The first three miles beyond the town they walked a wide, well-travelled road to a place called Tilt House, making good time. The sun was well up by then. Cassie could feel the itch of new blisters already forming on the heels of her feet.

 

“It gets much worse from here, young Charles,” her father said. He tipped the costril of spruce beer to his lips and then replaced the cork. He took out a small jar of pork fat. He used two fingers to scoop a dollop from the jar and offered it to Cassie as he began liberally applying the white grease to his forehead, face and neck. He nodded ahead to the broken path of tree stumps and shallow bog. “Nippers,” he said.

 

Cassie nodded and began applying the grease in the same manner her father had.

 

They travelled another three miles to Twenty Mile Pond, following a trail used mostly in winter to reach the lake. It was rutted and studded with tree stumps and stones and crossed by running streams of water. The mosquitoes hung about their heads in shaggy halos so thick and active they had to cover their mouths with their hands when they spoke.

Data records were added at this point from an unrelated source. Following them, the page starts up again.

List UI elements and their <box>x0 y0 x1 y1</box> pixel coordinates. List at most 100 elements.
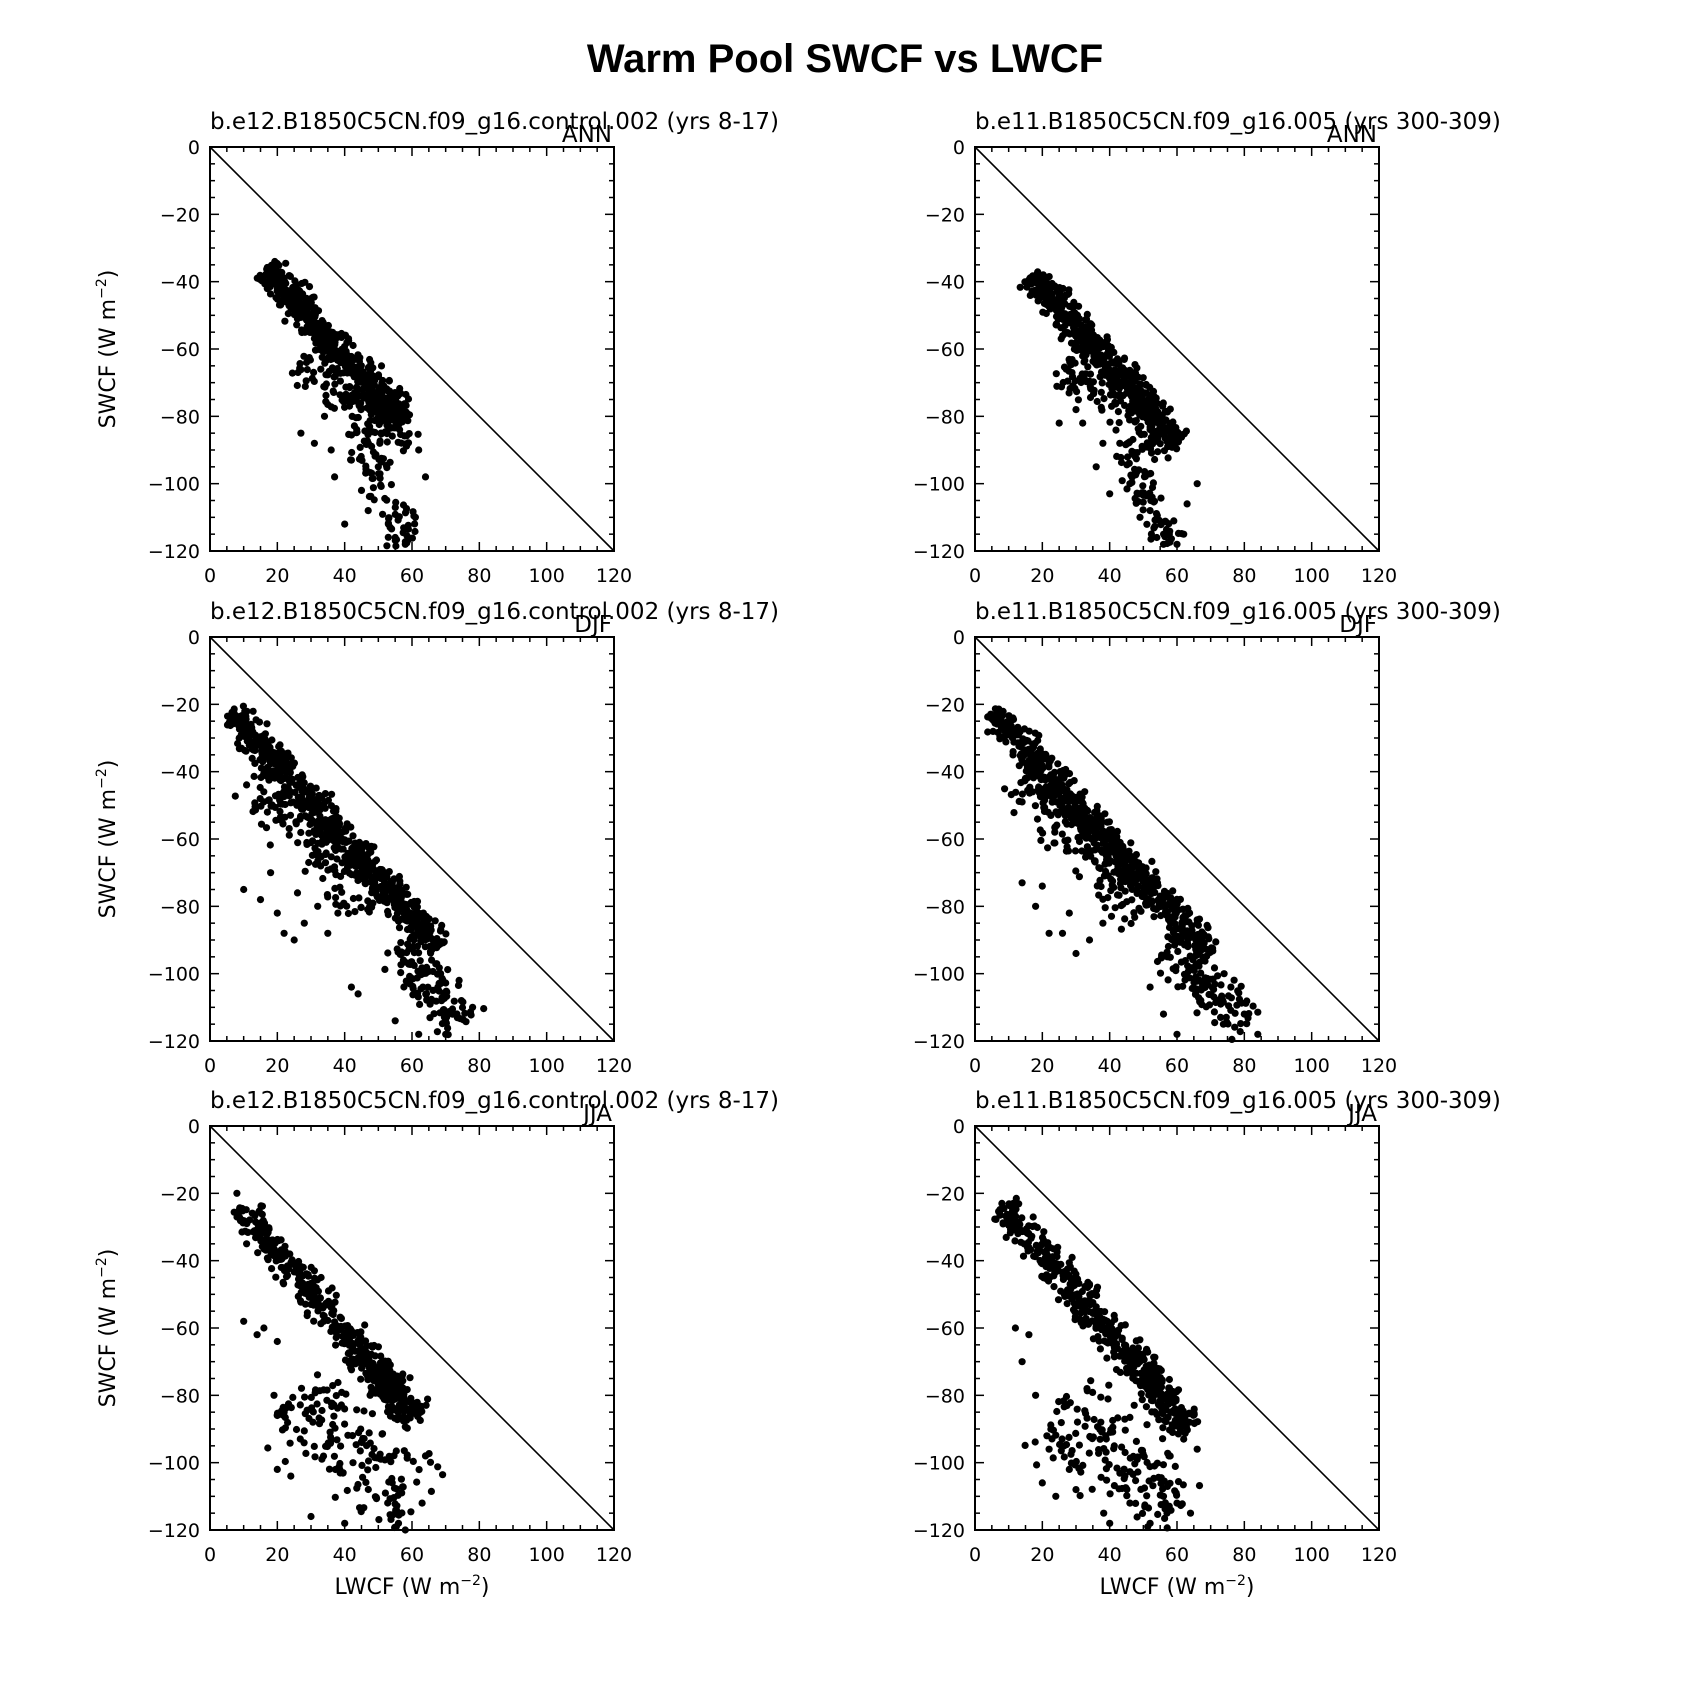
data-point <box>254 1249 262 1257</box>
panel-run-label: b.e11.B1850C5CN.f09_g16.005 (yrs 300-309… <box>975 109 1501 135</box>
data-point <box>285 825 293 833</box>
data-point <box>245 725 253 733</box>
x-tick-label: 40 <box>333 565 357 587</box>
data-point <box>289 798 297 806</box>
y-tick-label: −20 <box>925 694 965 716</box>
y-tick-label: −60 <box>160 339 200 361</box>
data-point <box>1097 403 1105 411</box>
data-point <box>320 1386 328 1394</box>
data-point <box>326 1428 334 1436</box>
data-point <box>1227 1006 1235 1014</box>
y-tick-label: −20 <box>160 694 200 716</box>
y-tick-label: −40 <box>160 272 200 294</box>
data-point <box>384 1499 392 1507</box>
data-point <box>1100 360 1108 369</box>
data-point <box>375 1373 383 1381</box>
data-point <box>1083 806 1091 815</box>
data-point <box>375 455 383 463</box>
data-point <box>442 1030 450 1038</box>
data-point <box>349 894 357 903</box>
y-tick-label: −80 <box>160 896 200 918</box>
data-point <box>307 299 315 307</box>
data-point <box>411 513 419 521</box>
data-point <box>397 969 405 977</box>
data-point <box>257 764 265 772</box>
data-point <box>455 976 463 985</box>
data-point <box>249 707 257 715</box>
data-point <box>1093 882 1101 890</box>
x-tick-label: 20 <box>1030 565 1054 587</box>
data-point <box>427 1487 435 1495</box>
data-point <box>1151 516 1159 524</box>
data-point <box>1061 328 1069 336</box>
data-point <box>1150 524 1158 532</box>
data-point <box>320 412 329 420</box>
data-point <box>1164 454 1172 462</box>
panel-6: b.e11.B1850C5CN.f09_g16.005 (yrs 300-309… <box>913 1088 1501 1600</box>
y-tick-label: 0 <box>953 1116 965 1138</box>
data-point <box>314 321 322 329</box>
x-tick-label: 100 <box>529 1055 565 1077</box>
data-point <box>349 341 357 350</box>
data-point <box>364 850 372 858</box>
data-point <box>1136 1336 1144 1344</box>
data-point <box>310 1267 318 1275</box>
data-point <box>297 326 306 334</box>
data-point <box>292 1425 301 1434</box>
panel-3: b.e12.B1850C5CN.f09_g16.control.002 (yrs… <box>94 599 779 1077</box>
data-point <box>243 1240 251 1248</box>
data-point <box>377 481 385 489</box>
data-point <box>350 367 358 376</box>
data-point <box>383 542 391 550</box>
x-tick-label: 100 <box>1294 1544 1330 1566</box>
data-point <box>1164 976 1172 984</box>
data-point <box>341 403 349 411</box>
data-point <box>374 373 382 381</box>
data-point <box>1106 490 1114 498</box>
data-point <box>1169 418 1177 426</box>
data-point <box>442 930 450 938</box>
data-point <box>332 871 340 879</box>
data-point <box>327 853 335 861</box>
data-point <box>1152 868 1160 876</box>
data-point <box>266 771 274 780</box>
data-point <box>1022 767 1030 775</box>
data-point <box>1222 1013 1230 1021</box>
data-point <box>384 520 392 528</box>
panel-1: b.e12.B1850C5CN.f09_g16.control.002 (yrs… <box>94 109 779 587</box>
data-point <box>1165 1375 1173 1384</box>
data-point <box>339 369 347 377</box>
data-point <box>1161 908 1170 916</box>
data-point <box>1119 873 1127 881</box>
data-point <box>1063 820 1071 828</box>
data-point <box>276 741 284 749</box>
data-point <box>1127 919 1135 928</box>
data-point <box>428 956 436 964</box>
data-point <box>281 813 289 821</box>
data-point <box>1063 1300 1071 1308</box>
data-point <box>415 1466 423 1474</box>
data-point <box>1052 370 1060 378</box>
data-point <box>421 1452 430 1460</box>
data-point <box>293 889 302 897</box>
data-point <box>1174 947 1182 956</box>
data-point <box>1031 802 1039 810</box>
data-point <box>1170 517 1178 525</box>
data-point <box>330 844 338 852</box>
data-point <box>1254 1030 1262 1038</box>
ticks <box>974 146 1380 552</box>
data-point <box>1195 962 1203 970</box>
data-point <box>313 1371 322 1379</box>
data-point <box>395 924 404 932</box>
y-axis-label: SWCF (W m−2) <box>94 1249 121 1408</box>
y-tick-label: −80 <box>160 406 200 428</box>
data-point <box>1096 846 1105 854</box>
data-point <box>1160 447 1168 455</box>
data-point <box>383 464 391 472</box>
data-point <box>389 896 397 904</box>
data-point <box>331 884 339 893</box>
data-point <box>1138 442 1146 450</box>
data-point <box>1081 356 1089 364</box>
data-point <box>243 781 251 789</box>
data-point <box>1093 811 1101 819</box>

There were stretches of marsh spotted with deep, black-water flashes. Where the trail was most sodden, rocks or logs were lain at intervals for travellers but even these had begun to disappear into the muck. Cassie ’s shoes were slightly too big for her feet and she lost them both on separate occasions, rescuing them from the dark sucking mud with her hands.

 

At Twenty Mile Pond they stopped to rinse their shoes and stockings in the water and to eat a meal of cheese and bread. There was a strong breeze in the clearing that kept the insects down and dried their clothes as they sat at the water’s edge. She lay back on the stones with bread still in her hand and fell asleep.